LAST week Tuesday, October 20, 2015, President Muhammadu Buhari braved a heavy downpour to perform the groundbreaking rites of an ambitious project that has now come to be known as the Cross River State Superhighway. If completed in the next five years as planned, it will be a 260 kilometre-long dual-carriage road that will start from Obung Village in Akamkpa Local Government Area of Cross River State and terminate at the boundary with Benue State.
According to the state Governor, Ben Ayade, the road which will be financed on the public-private partnership model (though details of how the financing strategy will be perfected was not disclosed) will cost a princely sum of N700 billion.
An upbeat Governor Ayade described the project with these words: “It (will probably be) the first road to have anti-slip features on the highway, it is a digital road designed for the 21st Century…it is an evacuation corridor from the (Calabar) Seaport…”
We are pleased that the Cross River State Government is taking up the challenge of opening up such an ambitious road corridor in a part that has been in the economic shadows of the nation. We are also impressed that President Buhari shrugged off partisan considerations to encourage a non-All Progressives Congress (APC) state to commence this laudable project with a pledge to do all that is possible to ensure it is completed to the benefit of the state and the nation at large.
This is a pleasant departure from the past when Buhari, as a military leader, cancelled the Lagos Metro proposed by the Alhaji Lateef Jakande administration, a project that if it had been carried out, would have helped in curing Lagos of its suffocating traffic snarls.

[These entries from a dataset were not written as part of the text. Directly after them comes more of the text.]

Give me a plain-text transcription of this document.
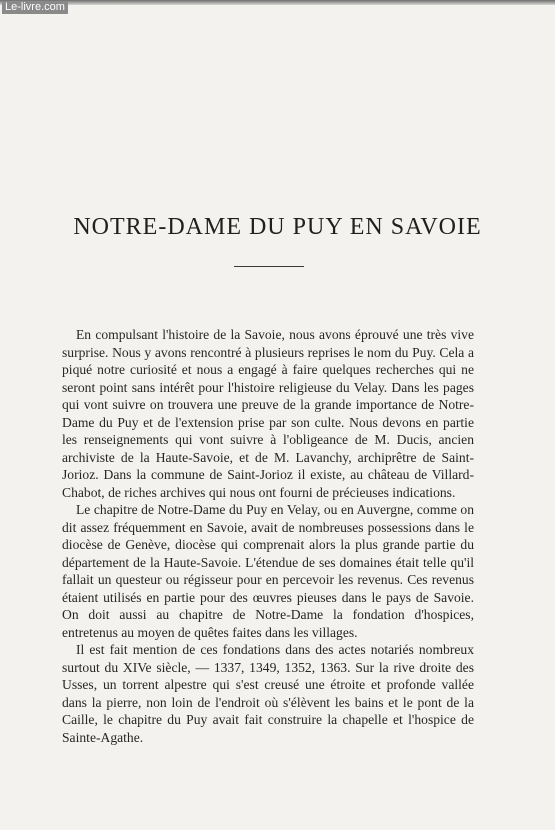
Le-livre.com
NOTRE-DAME DU PUY EN SAVOIE

En compulsant l'histoire de la Savoie, nous avons éprouvé une très vive surprise. Nous y avons rencontré à plusieurs reprises le nom du Puy. Cela a piqué notre curiosité et nous a engagé à faire quelques recherches qui ne seront point sans intérêt pour l'histoire religieuse du Velay. Dans les pages qui vont suivre on trouvera une preuve de la grande importance de Notre-Dame du Puy et de l'extension prise par son culte. Nous devons en partie les renseignements qui vont suivre à l'obligeance de M. Ducis, ancien archiviste de la Haute-Savoie, et de M. Lavanchy, archiprêtre de Saint-Jorioz. Dans la commune de Saint-Jorioz il existe, au château de Villard-Chabot, de riches archives qui nous ont fourni de précieuses indications.

Le chapitre de Notre-Dame du Puy en Velay, ou en Auvergne, comme on dit assez fréquemment en Savoie, avait de nombreuses possessions dans le diocèse de Genève, diocèse qui comprenait alors la plus grande partie du département de la Haute-Savoie. L'étendue de ses domaines était telle qu'il fallait un questeur ou régisseur pour en percevoir les revenus. Ces revenus étaient utilisés en partie pour des œuvres pieuses dans le pays de Savoie. On doit aussi au chapitre de Notre-Dame la fondation d'hospices, entretenus au moyen de quêtes faites dans les villages.

Il est fait mention de ces fondations dans des actes notariés nombreux surtout du XIVe siècle, — 1337, 1349, 1352, 1363. Sur la rive droite des Usses, un torrent alpestre qui s'est creusé une étroite et profonde vallée dans la pierre, non loin de l'endroit où s'élèvent les bains et le pont de la Caille, le chapitre du Puy avait fait construire la chapelle et l'hospice de Sainte-Agathe.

This road, if completed, will have far reaching, positive impacts on the economic and social lives of the people of the entire former Eastern Region, while opening up new vistas into the Middle Belt zone and the nearby Central African economic environments.

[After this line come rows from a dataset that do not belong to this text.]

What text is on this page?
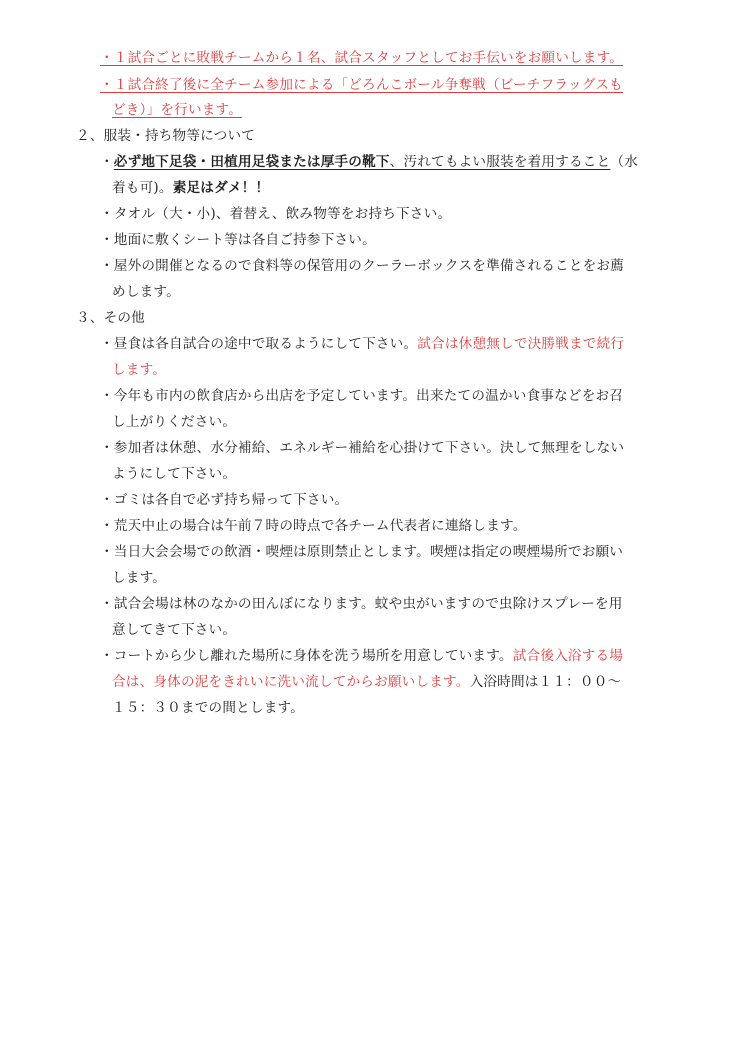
・１試合ごとに敗戦チームから１名、試合スタッフとしてお手伝いをお願いします。
・１試合終了後に全チーム参加による「どろんこボール争奪戦（ビーチフラッグスも
どき）」を行います。
２、服装・持ち物等について
・必ず地下足袋・田植用足袋または厚手の靴下、汚れてもよい服装を着用すること（水
着も可)。素足はダメ！！
・タオル（大・小)、着替え、飲み物等をお持ち下さい。
・地面に敷くシート等は各自ご持参下さい。
・屋外の開催となるので食料等の保管用のクーラーボックスを準備されることをお薦
めします。
３、その他
・昼食は各自試合の途中で取るようにして下さい。試合は休憩無しで決勝戦まで続行
します。
・今年も市内の飲食店から出店を予定しています。出来たての温かい食事などをお召
し上がりください。
・参加者は休憩、水分補給、エネルギー補給を心掛けて下さい。決して無理をしない
ようにして下さい。
・ゴミは各自で必ず持ち帰って下さい。
・荒天中止の場合は午前７時の時点で各チーム代表者に連絡します。
・当日大会会場での飲酒・喫煙は原則禁止とします。喫煙は指定の喫煙場所でお願い
します。
・試合会場は林のなかの田んぼになります。蚊や虫がいますので虫除けスプレーを用
意してきて下さい。
・コートから少し離れた場所に身体を洗う場所を用意しています。試合後入浴する場
合は、身体の泥をきれいに洗い流してからお願いします。入浴時間は１１：００〜
１５：３０までの間とします。
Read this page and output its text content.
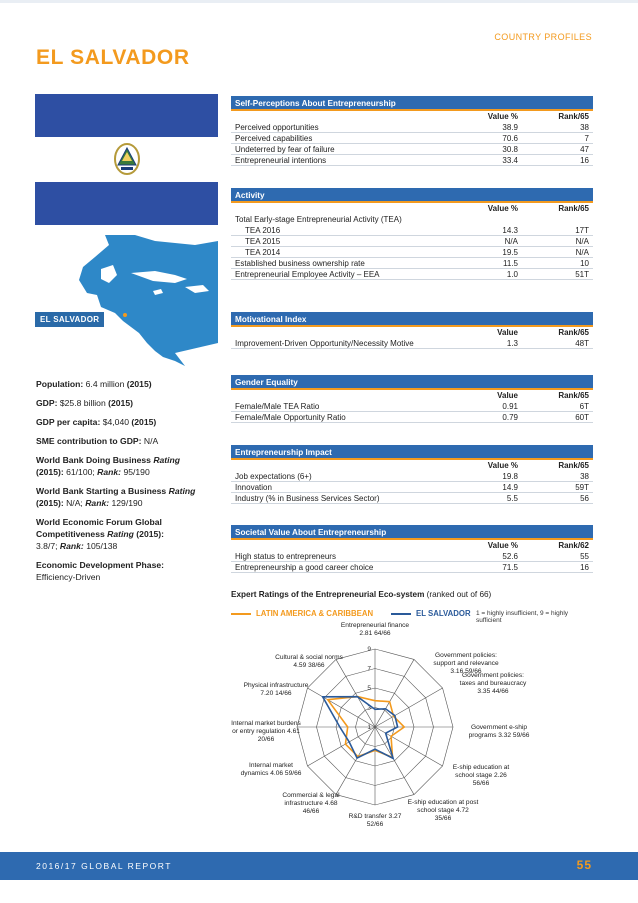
COUNTRY PROFILES
EL SALVADOR
EL SALVADOR
Population: 6.4 million (2015)
GDP: $25.8 billion (2015)
GDP per capita: $4,040 (2015)
SME contribution to GDP: N/A
World Bank Doing Business Rating
(2015): 61/100; Rank: 95/190
World Bank Starting a Business Rating
(2015): N/A; Rank: 129/190
World Economic Forum Global Competitiveness Rating (2015):
3.8/7; Rank: 105/138
Economic Development Phase:
Efficiency-Driven
Self-Perceptions About Entrepreneurship
Value %	Rank/65
Perceived opportunities	38.9	38
Perceived capabilities	70.6	7
Undeterred by fear of failure	30.8	47
Entrepreneurial intentions	33.4	16
Activity
Value %	Rank/65
Total Early-stage Entrepreneurial Activity (TEA)
TEA 2016	14.3	17T
TEA 2015	N/A	N/A
TEA 2014	19.5	N/A
Established business ownership rate	11.5	10
Entrepreneurial Employee Activity – EEA	1.0	51T
Motivational Index
Value	Rank/65
Improvement-Driven Opportunity/Necessity Motive	1.3	48T
Gender Equality
Value	Rank/65
Female/Male TEA Ratio	0.91	6T
Female/Male Opportunity Ratio	0.79	60T
Entrepreneurship Impact
Value %	Rank/65
Job expectations (6+)	19.8	38
Innovation	14.9	59T
Industry (% in Business Services Sector)	5.5	56
Societal Value About Entrepreneurship
Value %	Rank/62
High status to entrepreneurs	52.6	55
Entrepreneurship a good career choice	71.5	16
Expert Ratings of the Entrepreneurial Eco-system (ranked out of 66)
LATIN AMERICA & CARIBBEAN	EL SALVADOR 1 = highly insufficient, 9 = highly sufficient
1
3
5
7
9
Entrepreneurial finance 2.81 64/66
Government policies: support and relevance 3.16 59/66
Government policies: taxes and bureaucracy 3.35 44/66
Government e-ship programs 3.32 59/66
E-ship education at school stage 2.26 56/66
E-ship education at post school stage 4.72 35/66
R&D transfer 3.27 52/66
Commercial & legal infrastructure 4.68 46/66
Internal market dynamics 4.06 59/66
Internal market burdens or entry regulation 4.61 20/66
Physical infrastructure 7.20 14/66
Cultural & social norms 4.59 38/66
2016/17 GLOBAL REPORT	55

We hope, however, that the Cross River State Government and its partners in this project have done their homework to ensure it is fully realised rather than being abandoned after large sums of public and private investors’ funds have been sunk into it. The state should learn from its experiences of equally ambitious but largely failed ventures such as the abandoned Tinapa project.
The successful completion of this road has the potentials to wake up Tinapa and fulfill the yearning of the state to overcome the handicaps of being denied of its oil-producing, littoral state status and the ceding of Bakassi Peninsula to Cameroun. We, therefore, urge that no effort should be spared to ensure the road is completed on schedule.